In the US Senate, Senator John Barrasso (R-WY) introduced the bill, S. 3856, which currently has four co-sponsors: Cynthia Lummis (R-WY), Roger Marshall (R-KS), John Hoeven (R-ND), and Kevin Cramer (R-ND). If enacted, the bill would ban the imports of Russian-origin uranium products listed in specific sections of the Harmonized Tariff Schedule (HTS), as follows:

  • Uranium ores and concentrates (HTS subheading 2612.10)
  • Natural uranium, uranium metal, and uranium compounds, including uranium oxides and uranium hexafluorides (HTS subheading 2844.10)
  • Enriched uranium, enriched uranium metal, and enriched uranium compounds, including oxides and fluorides containing enriched uranium (HTS subheading 2844.20)
  • Depleted uranium and compounds containing depleted uranium (HTS subheading 2844.30)

The bill would ban the imports of these products and uranium products entered into or withdrawn from a customs warehouse at port facilities—where goods can be held for up to five years without paying duties or tariffs until they are withdrawn—45 days after enactment. This means that Russian uranium products that have already been withdrawn from such a warehouse and on which duties and tariffs have been paid would not be covered and could still be used.

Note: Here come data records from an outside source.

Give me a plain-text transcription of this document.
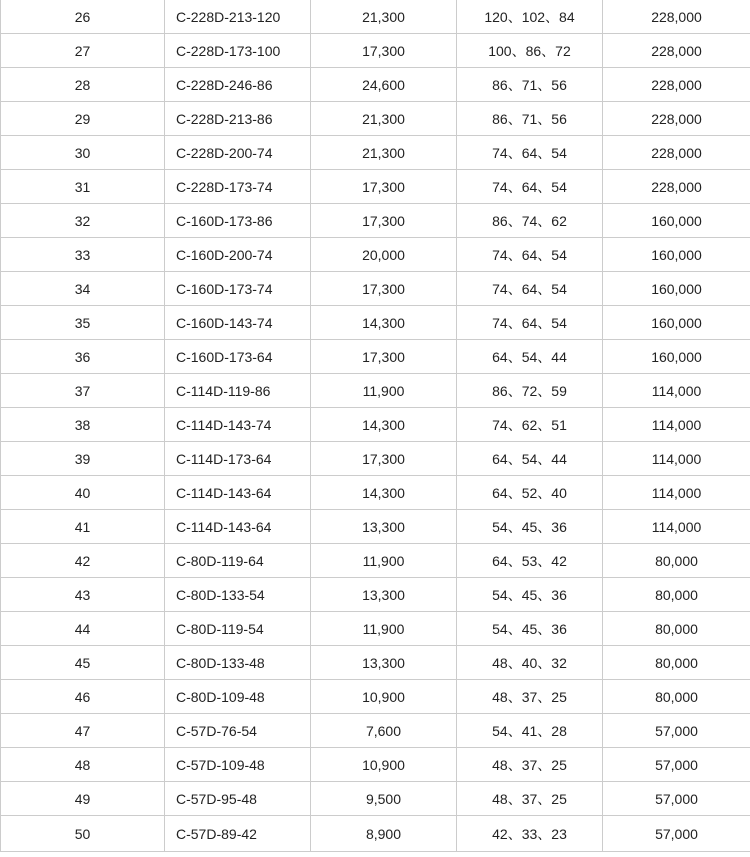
26	C-228D-213-120	21,300	120、102、84	228,000
27	C-228D-173-100	17,300	100、86、72	228,000
28	C-228D-246-86	24,600	86、71、56	228,000
29	C-228D-213-86	21,300	86、71、56	228,000
30	C-228D-200-74	21,300	74、64、54	228,000
31	C-228D-173-74	17,300	74、64、54	228,000
32	C-160D-173-86	17,300	86、74、62	160,000
33	C-160D-200-74	20,000	74、64、54	160,000
34	C-160D-173-74	17,300	74、64、54	160,000
35	C-160D-143-74	14,300	74、64、54	160,000
36	C-160D-173-64	17,300	64、54、44	160,000
37	C-114D-119-86	11,900	86、72、59	114,000
38	C-114D-143-74	14,300	74、62、51	114,000
39	C-114D-173-64	17,300	64、54、44	114,000
40	C-114D-143-64	14,300	64、52、40	114,000
41	C-114D-143-64	13,300	54、45、36	114,000
42	C-80D-119-64	11,900	64、53、42	80,000
43	C-80D-133-54	13,300	54、45、36	80,000
44	C-80D-119-54	11,900	54、45、36	80,000
45	C-80D-133-48	13,300	48、40、32	80,000
46	C-80D-109-48	10,900	48、37、25	80,000
47	C-57D-76-54	7,600	54、41、28	57,000
48	C-57D-109-48	10,900	48、37、25	57,000
49	C-57D-95-48	9,500	48、37、25	57,000
50	C-57D-89-42	8,900	42、33、23	57,000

The bill was referred to the Senate Energy and Natural Resources Committee, where Senator Barrasso is the ranking member.

In Russia, Russian Deputy Prime-Minister Alexander Novak (who was the Russian energy minister until 2020) reported to the State Duma on March 21 that the Russian government is considering a ban on exports of uranium to the United States in retaliation for the most recent energy sanctions on Russia. No details are available yet on those potential Russian sanctions.

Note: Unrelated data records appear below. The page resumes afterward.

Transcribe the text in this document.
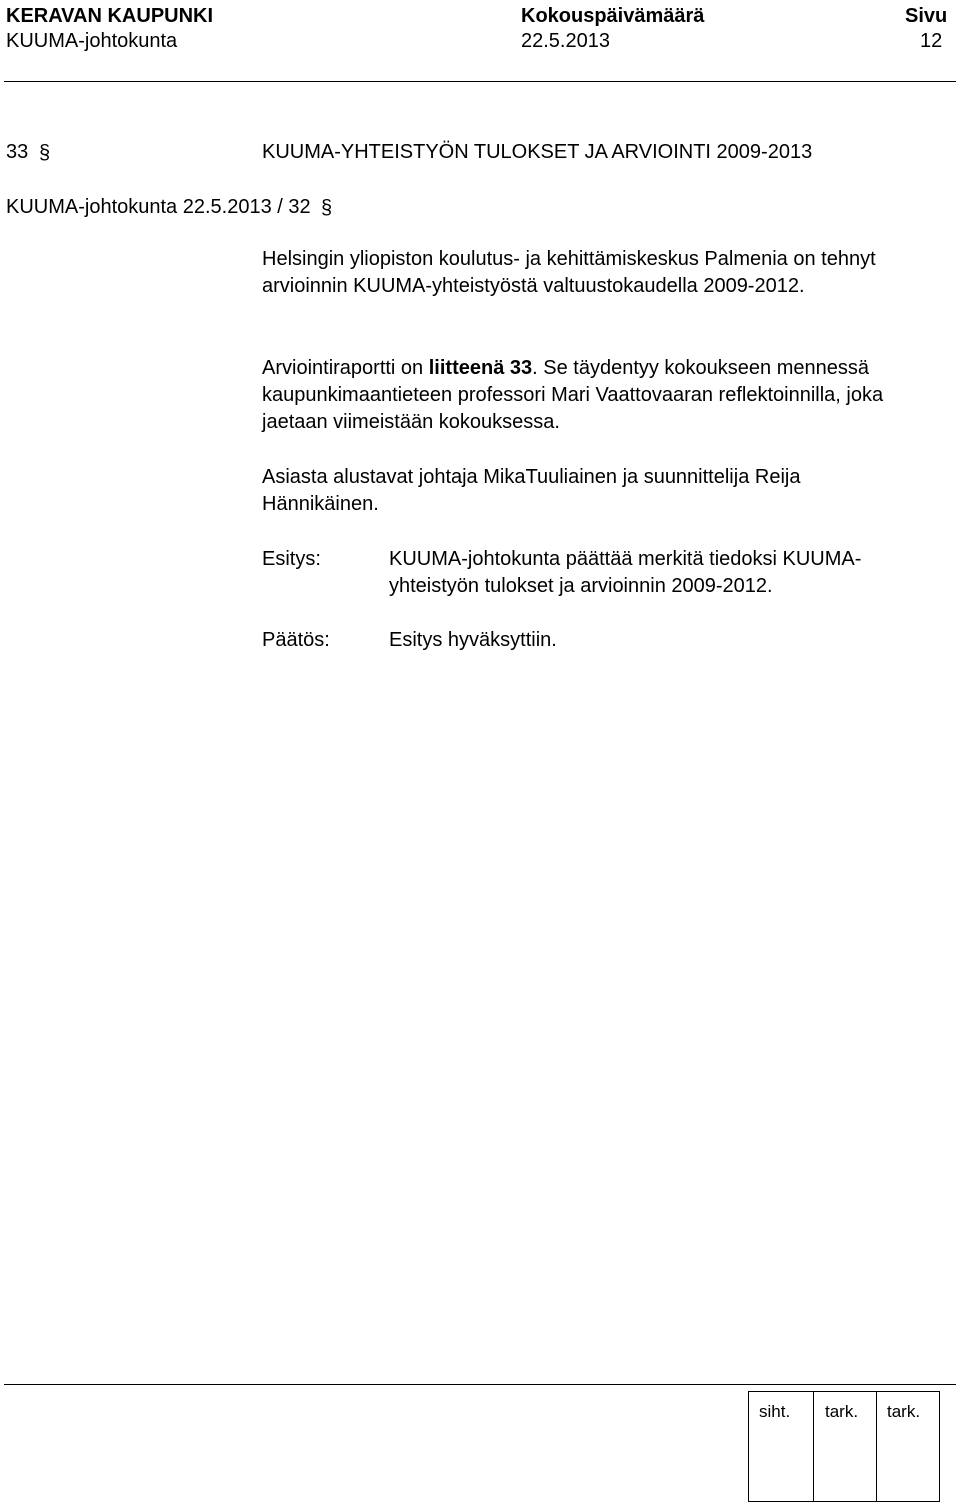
KERAVAN KAUPUNKI
KUUMA-johtokunta
Kokouspäivämäärä
22.5.2013
Sivu
12
33 §	KUUMA-YHTEISTYÖN TULOKSET JA ARVIOINTI 2009-2013
KUUMA-johtokunta 22.5.2013 / 32 §
Helsingin yliopiston koulutus- ja kehittämiskeskus Palmenia on tehnyt arvioinnin KUUMA-yhteistyöstä valtuustokaudella 2009-2012.
Arviointiraportti on liitteenä 33. Se täydentyy kokoukseen mennessä kaupunkimaantieteen professori Mari Vaattovaaran reflektoinnilla, joka jaetaan viimeistään kokouksessa.
Asiasta alustavat johtaja MikaTuuliainen ja suunnittelija Reija Hännikäinen.
Esitys:	KUUMA-johtokunta päättää merkitä tiedoksi KUUMA-yhteistyön tulokset ja arvioinnin 2009-2012.
Päätös:	Esitys hyväksyttiin.
siht. tark. tark.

Russia is a supplier of both uranium products and uranium enrichment services to the United States. According to the Energy Information Administration, Russia is the third largest source of US uranium, supplying roughly 16% of all uranium purchased by US power reactors in 2020. As for enrichment services, under a Suspension Agreement most recently extended in October 2020, Russia is limited to enriching up to 20% of the uranium used to fuel US reactors. The amount of enrichment services that Russia can provide under the Suspension Agreement, including providing enrichment services for both its own natural uranium metal and ores as well as those mined in other countries, decreases over the coming years. Although the effects of a ban on Russian uranium feedstock could be blunted in the short term by reserves of uranium hexafluoride held by the US Department of Energy and International Atomic Energy Agency, it may be harder and take longer to replace the loss of Russian enrichment services if enrichment facilities need to be expanded or restarted and face technical and/or regulatory delays.

While any ban on Russian uranium or Russia’s proposed embargo could result in supply disruptions in the long term, existing stores of uranium products for which title has passed to a non-Russian entity could likely be accessed under the language in the proposed bill.